STF define que empresa que não participou do processo desde o início, não pode ser incluída em execução trabalhista

O Supremo Tribunal Federal (STF) decidiu que uma empresa não pode ser incluída na execução de uma dívida trabalhista se não participou do processo desde o início. Isso significa que não é permitido bloquear ou penhorar bens de uma empresa apenas por ela fazer parte do mesmo grupo econômico de outra que foi condenada.

O caso analisado teve origem em um recurso apresentado pela Rodovias das Colinas S.A., que contestou decisão do Tribunal Superior do Trabalho (TST). O TST havia autorizado que a empresa fosse incluída na execução de uma sentença trabalhista, mesmo sem ter sido parte do processo desde o começo.

Em maio de 2023, o ministro Dias Toffoli, relator do processo no STF, determinou a suspensão nacional de todos os processos que tratam do mesmo tema, diante das divergências entre as Turmas do Supremo.

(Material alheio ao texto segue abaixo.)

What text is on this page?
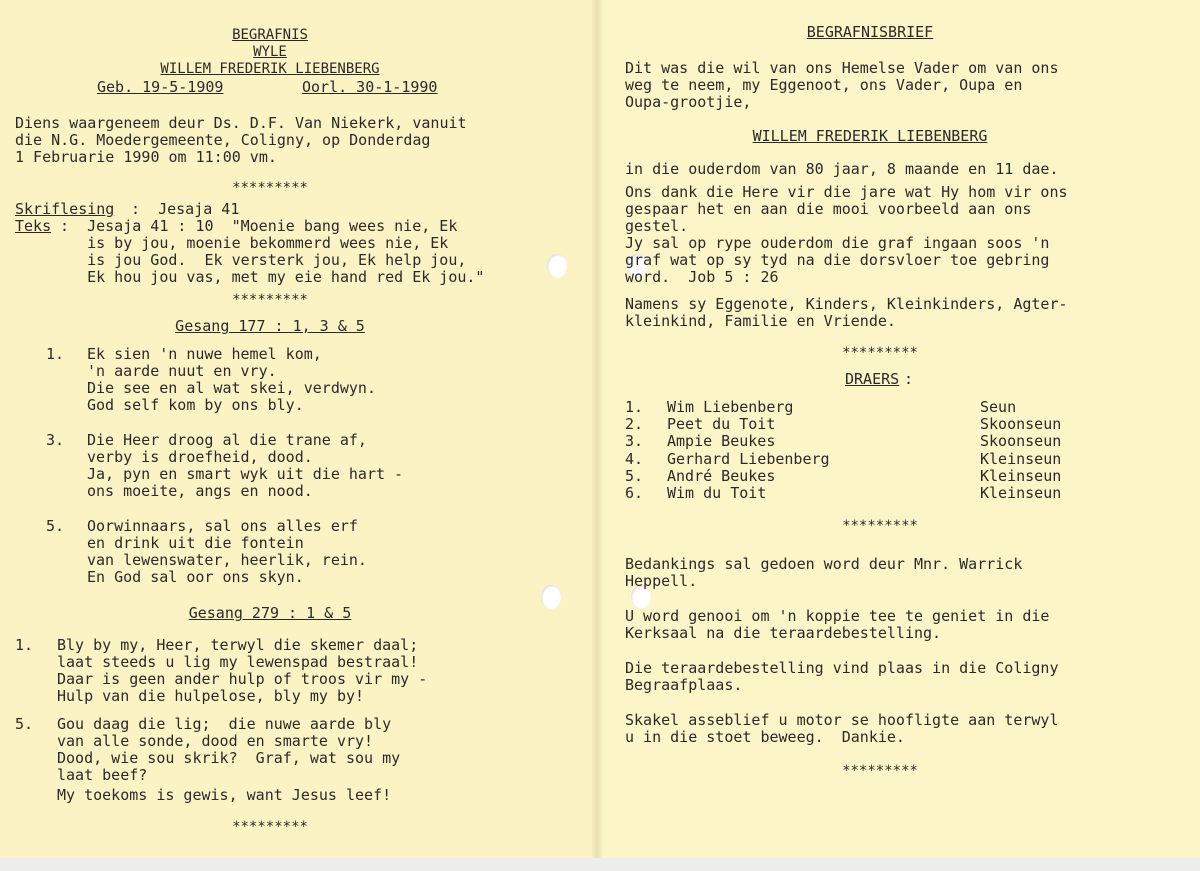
BEGRAFNIS
WYLE
WILLEM FREDERIK LIEBENBERG
Geb. 19-5-1909	Oorl. 30-1-1990
Diens waargeneem deur Ds. D.F. Van Niekerk, vanuit
die N.G. Moedergemeente, Coligny, op Donderdag
1 Februarie 1990 om 11:00 vm.
*********
Skriflesing :  Jesaja 41
Teks :  Jesaja 41 : 10  "Moenie bang wees nie, Ek
is by jou, moenie bekommerd wees nie, Ek
is jou God.  Ek versterk jou, Ek help jou,
Ek hou jou vas, met my eie hand red Ek jou."
*********
Gesang 177 : 1, 3 & 5
1. Ek sien 'n nuwe hemel kom,
'n aarde nuut en vry.
Die see en al wat skei, verdwyn.
God self kom by ons bly.
3. Die Heer droog al die trane af,
verby is droefheid, dood.
Ja, pyn en smart wyk uit die hart -
ons moeite, angs en nood.
5. Oorwinnaars, sal ons alles erf
en drink uit die fontein
van lewenswater, heerlik, rein.
En God sal oor ons skyn.
Gesang 279 : 1 & 5
1. Bly by my, Heer, terwyl die skemer daal;
laat steeds u lig my lewenspad bestraal!
Daar is geen ander hulp of troos vir my -
Hulp van die hulpelose, bly my by!
5. Gou daag die lig;  die nuwe aarde bly
van alle sonde, dood en smarte vry!
Dood, wie sou skrik?  Graf, wat sou my
laat beef?
My toekoms is gewis, want Jesus leef!
*********
BEGRAFNISBRIEF
Dit was die wil van ons Hemelse Vader om van ons
weg te neem, my Eggenoot, ons Vader, Oupa en
Oupa-grootjie,
WILLEM FREDERIK LIEBENBERG
in die ouderdom van 80 jaar, 8 maande en 11 dae.
Ons dank die Here vir die jare wat Hy hom vir ons
gespaar het en aan die mooi voorbeeld aan ons
gestel.
Jy sal op rype ouderdom die graf ingaan soos 'n
graf wat op sy tyd na die dorsvloer toe gebring
word.  Job 5 : 26
Namens sy Eggenote, Kinders, Kleinkinders, Agter-
kleinkind, Familie en Vriende.
*********
DRAERS :
1. Wim Liebenberg	Seun
2. Peet du Toit	Skoonseun
3. Ampie Beukes	Skoonseun
4. Gerhard Liebenberg	Kleinseun
5. André Beukes	Kleinseun
6. Wim du Toit	Kleinseun
*********
Bedankings sal gedoen word deur Mnr. Warrick
Heppell.
U word genooi om 'n koppie tee te geniet in die
Kerksaal na die teraardebestelling.
Die teraardebestelling vind plaas in die Coligny
Begraafplaas.
Skakel asseblief u motor se hoofligte aan terwyl
u in die stoet beweeg.  Dankie.
*********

Estima-se que cerca de 73 mil processos sobre esse tema estavam suspensos. Agora, com o julgamento encerrado em 10 de outubro de 2025, o entendimento foi consolidado e os processos serão retomados.

O que estava em discussão

A questão envolve uma regra criada pela Reforma Trabalhista de 2017, que alterou a Consolidação das Leis do Trabalho (CLT) para reconhecer a responsabilidade solidária entre as empresas de um mesmo grupo econômico. Na prática, isso significa que todas as empresas do grupo podem ser cobradas por uma dívida trabalhista.

Porém, o STF entendeu que essa cobrança não pode ser automática. A Corte considerou que incluir uma empresa na execução sem que ela tenha participado da fase de produção de provas fere o direito à ampla defesa e o devido processo legal.

Segundo o relator, a empresa precisa ter a oportunidade de se defender, inclusive para provar que não faz parte do grupo econômico da devedora.

Exceções

O STF admitiu que, em casos excepcionais, é possível redirecionar a execução a empresas que não participaram do processo — como nas situações de sucessão empresarial (quando uma empresa assume as atividades de outra) ou de abuso da personalidade jurídica (uso indevido da empresa para fraudar credores).

Além disso, o Supremo determinou que o mesmo procedimento se aplica inclusive aos redirecionamentos realizados antes da Reforma Trabalhista de 2017, ressalvados os casos já transitados em julgado, os créditos já quitados e as execuções encerradas ou definitivamente arquivadas.

A decisão do Supremo, tomada no Recurso Extraordinário (RE) 1.387.795, será aplicada a todos os casos semelhantes na Justiça do Trabalho, por se tratar de tema com repercussão geral reconhecida (Tema 1232).